Tentu ada beragam kekhawatiran yang dirasakan pada peserta Pelatihan Barista inklusif. Kesulitan mereka yang selama ini butuh kursi roda untuk mobilitas sehari-hari tentu tidak sama dengan seorang transpuan maupun slow learner.

Pekerjaan rumah terbesar dari progam ini adalah bagaimana membangun dan menjaga semangat pra peserta agar tetap bisa mengembangkan kemampuan diri setelah selesai mengikuti pelatihan.

Rippy, Project Office Progam Peduli menambahkan, pihaknya juga fokus pada pengembangan jaringan sebagai salah satu usaha untuk meminimalisir kekhawatiran yang dirasakan para peserta.
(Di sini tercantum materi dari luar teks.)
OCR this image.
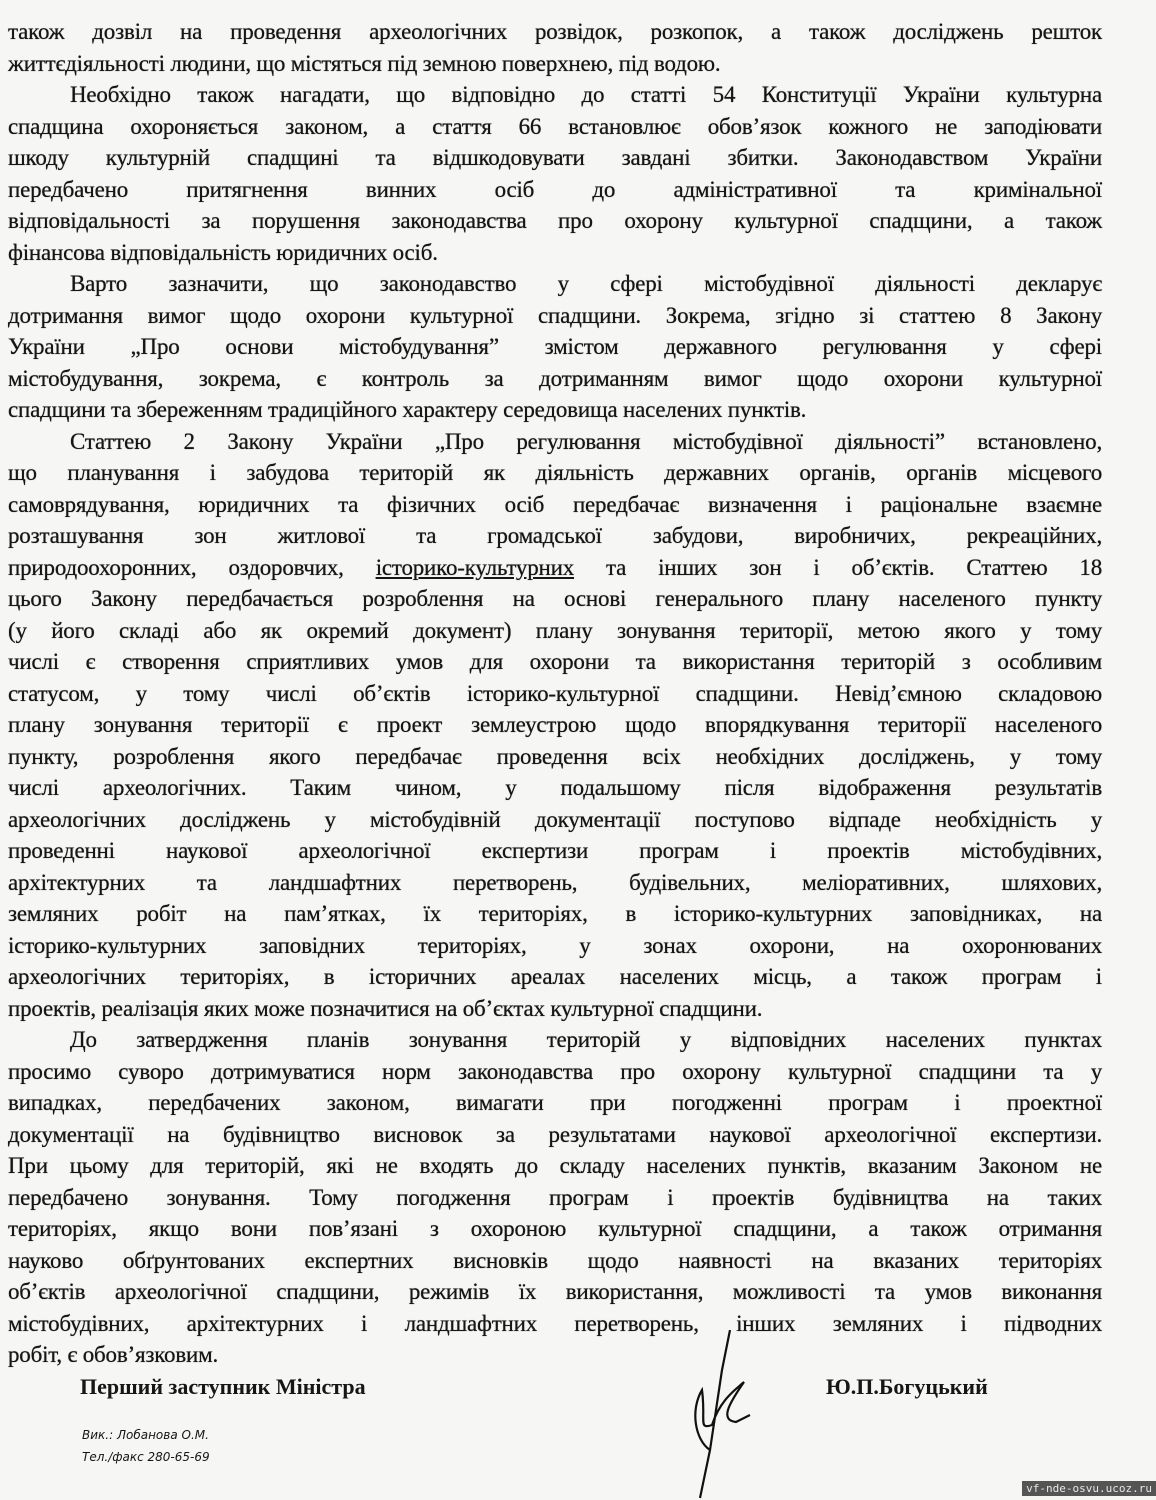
також дозвіл на проведення археологічних розвідок, розкопок, а також досліджень решток
життєдіяльності людини, що містяться під земною поверхнею, під водою.
Необхідно також нагадати, що відповідно до статті 54 Конституції України культурна
спадщина охороняється законом, а стаття 66 встановлює обов’язок кожного не заподіювати
шкоду культурній спадщині та відшкодовувати завдані збитки. Законодавством України
передбачено притягнення винних осіб до адміністративної та кримінальної
відповідальності за порушення законодавства про охорону культурної спадщини, а також
фінансова відповідальність юридичних осіб.
Варто зазначити, що законодавство у сфері містобудівної діяльності декларує
дотримання вимог щодо охорони культурної спадщини. Зокрема, згідно зі статтею 8 Закону
України „Про основи містобудування” змістом державного регулювання у сфері
містобудування, зокрема, є контроль за дотриманням вимог щодо охорони культурної
спадщини та збереженням традиційного характеру середовища населених пунктів.
Статтею 2 Закону України „Про регулювання містобудівної діяльності” встановлено,
що планування і забудова територій як діяльність державних органів, органів місцевого
самоврядування, юридичних та фізичних осіб передбачає визначення і раціональне взаємне
розташування зон житлової та громадської забудови, виробничих, рекреаційних,
природоохоронних, оздоровчих, історико-культурних та інших зон і об’єктів. Статтею 18
цього Закону передбачається розроблення на основі генерального плану населеного пункту
(у його складі або як окремий документ) плану зонування території, метою якого у тому
числі є створення сприятливих умов для охорони та використання територій з особливим
статусом, у тому числі об’єктів історико-культурної спадщини. Невід’ємною складовою
плану зонування території є проект землеустрою щодо впорядкування території населеного
пункту, розроблення якого передбачає проведення всіх необхідних досліджень, у тому
числі археологічних. Таким чином, у подальшому після відображення результатів
археологічних досліджень у містобудівній документації поступово відпаде необхідність у
проведенні наукової археологічної експертизи програм і проектів містобудівних,
архітектурних та ландшафтних перетворень, будівельних, меліоративних, шляхових,
земляних робіт на пам’ятках, їх територіях, в історико-культурних заповідниках, на
історико-культурних заповідних територіях, у зонах охорони, на охоронюваних
археологічних територіях, в історичних ареалах населених місць, а також програм і
проектів, реалізація яких може позначитися на об’єктах культурної спадщини.
До затвердження планів зонування територій у відповідних населених пунктах
просимо суворо дотримуватися норм законодавства про охорону культурної спадщини та у
випадках, передбачених законом, вимагати при погодженні програм і проектної
документації на будівництво висновок за результатами наукової археологічної експертизи.
При цьому для територій, які не входять до складу населених пунктів, вказаним Законом не
передбачено зонування. Тому погодження програм і проектів будівництва на таких
територіях, якщо вони пов’язані з охороною культурної спадщини, а також отримання
науково обґрунтованих експертних висновків щодо наявності на вказаних територіях
об’єктів археологічної спадщини, режимів їх використання, можливості та умов виконання
містобудівних, архітектурних і ландшафтних перетворень, інших земляних і підводних
робіт, є обов’язковим.
Перший заступник Міністра	Ю.П.Богуцький
Вик.: Лобанова О.М.
Тел./факс 280-65-69
vf-nde-osvu.ucoz.ru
Menurutnya, jaringan bakal sangat membantu saat ingin serius menapaki industri kopi.

''Karena kita mengharapkan mereka bisa berkembang di industri kopi. Tak harus menjadi barista, mereka bisa menjadi distributor kopi, sortir biji kopi, dan penulis tentang kopi,'' terang Rippy.

Ilustrasi barista inklusif. (DewiKu.com/Ema Rohimah)
Ilustrasi barista inklusif. (DewiKu.com/Ema Rohimah)

Kopi enak buatan barista inklusif

Bagaimana pendapat penikmat kopi mengenai barista inklusif? Rupanya, barista inklusif belum menjadi hal lumrah alias masih sangat jarang.

DewiKu.com pun mencoba bertanya kepada dua penikmat kopi. Mereka mengaku sama sekali belum pernah bertemu dengan barista inklusif selama menjelajah rasa kopi di banyak kedai kopi.

Meski begitu, mereka tidak begitu peduli dengan barista inklusif atau bukan. Siapapun boleh belajar meracik kopi. Jika punya tekad kuat, siapapun bisa menjadi barista.

''Oke-oke aja. Kan dia udah diberi nama barista, otomatis udah bisa buat kopi enak, apapun kekurangannya,'' komentar seorang penikmat kopi bernama Adhi.

''Kalau aku oke-oke aja, sih. Karena ya buatku, yang penting produknya, nggak terlalu memperhatikan yang bikin itu berkebutuhan khusus atau enggak,'' ungkap Sylvana, penikmat kopi lainnya.

Baca Juga: Fanri Collection, Mahakarya Kulit Ikan Pari di Tangan Difabel

Sepakat dengan Adhi dan Sylvana. Semua orang berhak mengembangkan potensi masing-masing, termasuk difabel dan kaum rentan lain. Semoga semakin banyak program progresif serupa Pelathan Barista Inklusif sebagai bentuk perjuangan menghilangkan perlakuan diskriminatif terhadap sesama. Semua orang berhak bahagia, bukan?